Listening to JD Greerer speak on this chapter , he talked about the broken vessels. He pointed out how our weakness cracks and imperfections are opportunities to glorify God.   When we can’t He can!   Briefly he mentioned the Japanese art form of Kintsugi.   Where cracks and breaks are repaired and highlighted in gold.   Where instead of throwing out the broken vessels as is so often our tendency, they are restored in such a way that their value is greater than it was beforehand.

https://m.youtube.com/watch?v=VtD1m7EgF5Y

That is so like God!!!   He sees us in our brokenness and sometimes He even leads us down bumpy trails that may add to our brokenness so that we see our desperate need and lean on Him!!! He then  repairs those cracks in such a way our need for Him is highlighted.   He then goes on to uses us more than our wildest dreams could imagine!!!

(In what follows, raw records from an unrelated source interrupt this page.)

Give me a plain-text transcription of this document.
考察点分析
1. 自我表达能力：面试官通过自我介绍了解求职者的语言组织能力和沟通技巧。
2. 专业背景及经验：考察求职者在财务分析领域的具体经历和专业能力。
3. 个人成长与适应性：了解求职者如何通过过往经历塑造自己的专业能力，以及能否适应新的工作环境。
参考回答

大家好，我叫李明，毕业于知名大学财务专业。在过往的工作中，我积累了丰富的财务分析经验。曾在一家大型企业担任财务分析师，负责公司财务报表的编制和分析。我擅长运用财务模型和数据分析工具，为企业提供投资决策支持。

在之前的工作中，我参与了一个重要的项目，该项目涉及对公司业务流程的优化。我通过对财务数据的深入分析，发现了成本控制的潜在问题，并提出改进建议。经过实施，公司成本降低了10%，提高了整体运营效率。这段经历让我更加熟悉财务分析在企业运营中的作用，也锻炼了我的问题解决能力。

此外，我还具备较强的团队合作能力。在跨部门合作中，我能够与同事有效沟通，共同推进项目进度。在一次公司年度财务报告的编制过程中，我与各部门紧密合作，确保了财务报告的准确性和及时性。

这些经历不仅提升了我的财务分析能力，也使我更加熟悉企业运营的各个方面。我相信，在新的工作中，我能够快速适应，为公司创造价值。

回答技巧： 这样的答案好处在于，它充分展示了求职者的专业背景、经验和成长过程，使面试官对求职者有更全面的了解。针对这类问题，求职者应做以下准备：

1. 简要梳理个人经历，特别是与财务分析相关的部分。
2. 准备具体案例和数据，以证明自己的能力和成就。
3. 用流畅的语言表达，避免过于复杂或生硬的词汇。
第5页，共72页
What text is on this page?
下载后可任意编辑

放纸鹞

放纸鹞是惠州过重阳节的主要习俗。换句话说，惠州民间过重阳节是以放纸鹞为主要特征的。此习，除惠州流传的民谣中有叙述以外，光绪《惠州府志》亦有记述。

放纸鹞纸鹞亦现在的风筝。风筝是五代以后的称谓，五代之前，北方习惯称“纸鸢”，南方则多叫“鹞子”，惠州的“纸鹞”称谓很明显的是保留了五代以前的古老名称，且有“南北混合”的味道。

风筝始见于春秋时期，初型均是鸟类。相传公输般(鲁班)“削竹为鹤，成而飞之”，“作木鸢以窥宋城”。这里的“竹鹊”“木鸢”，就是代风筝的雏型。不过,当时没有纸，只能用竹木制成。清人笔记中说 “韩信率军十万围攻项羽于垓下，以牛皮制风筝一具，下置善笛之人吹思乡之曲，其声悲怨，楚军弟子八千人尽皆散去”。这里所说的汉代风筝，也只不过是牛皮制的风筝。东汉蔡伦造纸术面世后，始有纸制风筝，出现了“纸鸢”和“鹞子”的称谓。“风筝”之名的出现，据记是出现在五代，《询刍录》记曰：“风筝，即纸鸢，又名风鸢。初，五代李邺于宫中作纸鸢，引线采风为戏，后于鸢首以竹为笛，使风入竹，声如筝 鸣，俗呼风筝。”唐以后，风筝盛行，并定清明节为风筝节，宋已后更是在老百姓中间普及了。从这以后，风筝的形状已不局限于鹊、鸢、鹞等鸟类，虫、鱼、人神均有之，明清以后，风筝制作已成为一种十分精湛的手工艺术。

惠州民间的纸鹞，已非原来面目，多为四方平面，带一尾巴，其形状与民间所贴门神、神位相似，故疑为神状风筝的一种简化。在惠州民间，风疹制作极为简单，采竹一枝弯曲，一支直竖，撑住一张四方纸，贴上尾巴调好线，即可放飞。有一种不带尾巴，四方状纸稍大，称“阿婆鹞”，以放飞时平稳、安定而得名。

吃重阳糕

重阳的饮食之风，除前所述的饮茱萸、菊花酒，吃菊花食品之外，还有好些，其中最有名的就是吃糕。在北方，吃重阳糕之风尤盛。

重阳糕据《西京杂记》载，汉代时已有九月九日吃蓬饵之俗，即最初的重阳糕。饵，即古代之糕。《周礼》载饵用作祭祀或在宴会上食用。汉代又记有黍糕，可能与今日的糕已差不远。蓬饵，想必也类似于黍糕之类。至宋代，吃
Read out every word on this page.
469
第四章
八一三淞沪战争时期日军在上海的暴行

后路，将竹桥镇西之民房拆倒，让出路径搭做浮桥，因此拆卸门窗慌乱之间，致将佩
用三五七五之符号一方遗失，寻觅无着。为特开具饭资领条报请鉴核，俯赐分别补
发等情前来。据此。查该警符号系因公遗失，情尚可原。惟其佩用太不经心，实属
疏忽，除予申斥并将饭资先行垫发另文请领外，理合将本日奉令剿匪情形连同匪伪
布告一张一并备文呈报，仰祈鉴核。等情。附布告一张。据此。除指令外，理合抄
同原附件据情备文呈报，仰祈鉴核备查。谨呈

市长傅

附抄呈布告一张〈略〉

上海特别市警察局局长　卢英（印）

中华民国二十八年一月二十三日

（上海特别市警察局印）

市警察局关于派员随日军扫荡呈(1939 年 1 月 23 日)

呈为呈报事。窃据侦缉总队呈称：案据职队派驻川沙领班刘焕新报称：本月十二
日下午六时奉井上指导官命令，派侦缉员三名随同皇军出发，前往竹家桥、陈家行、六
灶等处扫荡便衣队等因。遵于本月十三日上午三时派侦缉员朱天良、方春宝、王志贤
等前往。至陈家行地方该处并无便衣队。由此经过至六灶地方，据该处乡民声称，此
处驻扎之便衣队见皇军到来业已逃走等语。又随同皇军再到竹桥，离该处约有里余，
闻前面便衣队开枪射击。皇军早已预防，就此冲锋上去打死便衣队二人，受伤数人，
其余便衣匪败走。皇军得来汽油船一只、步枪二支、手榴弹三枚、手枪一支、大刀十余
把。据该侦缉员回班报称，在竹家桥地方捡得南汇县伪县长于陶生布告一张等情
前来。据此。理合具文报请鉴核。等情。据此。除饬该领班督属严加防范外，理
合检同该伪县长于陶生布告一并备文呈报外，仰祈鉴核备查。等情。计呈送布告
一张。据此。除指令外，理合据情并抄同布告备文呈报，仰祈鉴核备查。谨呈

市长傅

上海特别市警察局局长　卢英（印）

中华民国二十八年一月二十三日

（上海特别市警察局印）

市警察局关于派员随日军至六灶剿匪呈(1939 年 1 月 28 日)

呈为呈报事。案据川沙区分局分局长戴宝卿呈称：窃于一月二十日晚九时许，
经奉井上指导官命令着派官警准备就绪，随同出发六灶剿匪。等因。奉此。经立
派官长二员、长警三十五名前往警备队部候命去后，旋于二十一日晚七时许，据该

I think of the bread Jesus used to feed the multitudes.   Over and over again you’ll see the phrase repeated in the New Testament that He took the bread He broke the bread He blessed the bread and He gave the bread.    Likewise He takes our lives into His hands. He allows us to be broken to see our need for Him.   In that place of brokenness He blesses us, fulfills and multiplies us.   He then gives us back as a blessing to others as a miracle that draws others unto Him.

Quoting JD Greear again “God does not call the brave, He makes brave the called. He does not a appoint  the equipped, He equips those He has appointed.

One of my missionary heroes Hudson Taylor once said “All God’s giants have been weak man. Who did great things for God because they reckoned on God being with them.

Daniel 11:32 says “....those who know their God shall be strong and carry out  great exploits!”